The rest of the cast does a decent job with what they are given to work with in Unbreakable. Robin Wright is underrated as David’s estranged wife, and smart casting brings Chaylene Woodard as Elijah’s mom. Even Spencer Treat Clark isn’t half-bad as David’s son, despite not having anywhere near the responsibility of young Haley Joel Osment from Shyamalan’s previous film.
The plot is a unique take on the origin story – up to a point. When David is the sole survivor of a fatal train crash, it causes him to wonder why – and when he is offered an explanation he wonders….even though that explanation seems fantastical. It’s a reasonable thing for the viewers to assume he’s going to question why he survived when no one else did. And it’s a perfect lead-in to the supernatural.
As the film progresses, and David’s various tests seem to bear out the once-fantastical theory, the film slowly leads viewers through a journey that’s much more personal than one would expect. As David continues to explore his own humanity, he slowly reconnects with a family he’s seem to have let fall by the wayside amidst his own unhappiness. So far, then, Unbreakable is a slow, but smart, story.
And then, the film starts to fall apart. After all this buildup, viewers are expecting some great reveal. Instead, they are treated to a lackluster first effort, and a laughably bad ending. Laughable, that is, if it wasn’t so darn disappointing. There have been some truly bad endings to films over the years, but the “where are they now?” written write-up that wraps up Unbreakable has to be one of the worst. Not only because it seems an afterthought to the film, but also because after this much buildup, viewers are expecting a pay-off – and they don’t get one. Not at all.

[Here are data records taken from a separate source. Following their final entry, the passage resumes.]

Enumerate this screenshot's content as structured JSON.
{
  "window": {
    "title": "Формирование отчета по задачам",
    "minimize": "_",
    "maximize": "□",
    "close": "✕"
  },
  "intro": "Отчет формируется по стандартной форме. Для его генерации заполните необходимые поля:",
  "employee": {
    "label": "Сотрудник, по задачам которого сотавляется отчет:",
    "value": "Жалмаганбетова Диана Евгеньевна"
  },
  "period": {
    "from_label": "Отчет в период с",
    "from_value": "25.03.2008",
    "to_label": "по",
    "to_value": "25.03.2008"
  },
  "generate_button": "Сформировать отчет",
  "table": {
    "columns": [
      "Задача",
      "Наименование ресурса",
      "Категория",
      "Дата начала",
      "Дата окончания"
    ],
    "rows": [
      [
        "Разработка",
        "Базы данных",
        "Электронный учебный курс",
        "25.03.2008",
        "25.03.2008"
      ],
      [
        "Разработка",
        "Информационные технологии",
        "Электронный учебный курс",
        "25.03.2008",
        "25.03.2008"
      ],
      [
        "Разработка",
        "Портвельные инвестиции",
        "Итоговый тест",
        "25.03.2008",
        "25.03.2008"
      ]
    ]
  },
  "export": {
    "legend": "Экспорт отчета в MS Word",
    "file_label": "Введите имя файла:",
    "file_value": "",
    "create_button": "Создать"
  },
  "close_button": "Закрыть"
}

The director’s love of comic books is evident in almost every sequence of Unbreakable. While SIN CITY brought comics to life through it’s mimicry of comic style, Shyamalan’s approach is much more nuanced. Referencing superhero costumes through the use of an ordinary rain poncho is just the start, and the style of comic books is more used as a reference than trying to recreate the style on-screen. And yet, thanks to long shots and other things – like the way Jackson’s Elijah is reflected in different panes of glass (not to mention his use of a glass cane) – the scenes can easily be visualized as panels of a comic book. It’s much more subtle than SIN CITY, but still a remarkable depiction of comic book art come to life – despite not being based on any actual comic book.
Because Unbreakable had the sad task of following up on Shymalan’s debut blockbuster The Sixth Sense (1999), critics seemed to judge it a bit harshly. Now, years later, and with several Shyamalan disasters in the bag (Signs (2002) and The Village (2004) immediately come to mind), viewers should take another look at the film. Unbreakable is (mostly) a solid film, and viewers should appreciate it’s slow approach – and the uniqueness of how it tells it’s origin story – more these days. Unfortunately, when you can appreciate the film more, it just makes the ending that much more of a disappointment.
Thankfully, with the director already stating this was only the first act, and a sequel, Glass already planned for January 2019, viewers can think of this ending more as a pause between acts. That way, there’s still hope this story will come with a satisfying conclusion – which would raise the appeal of Unbreakable by a whole star.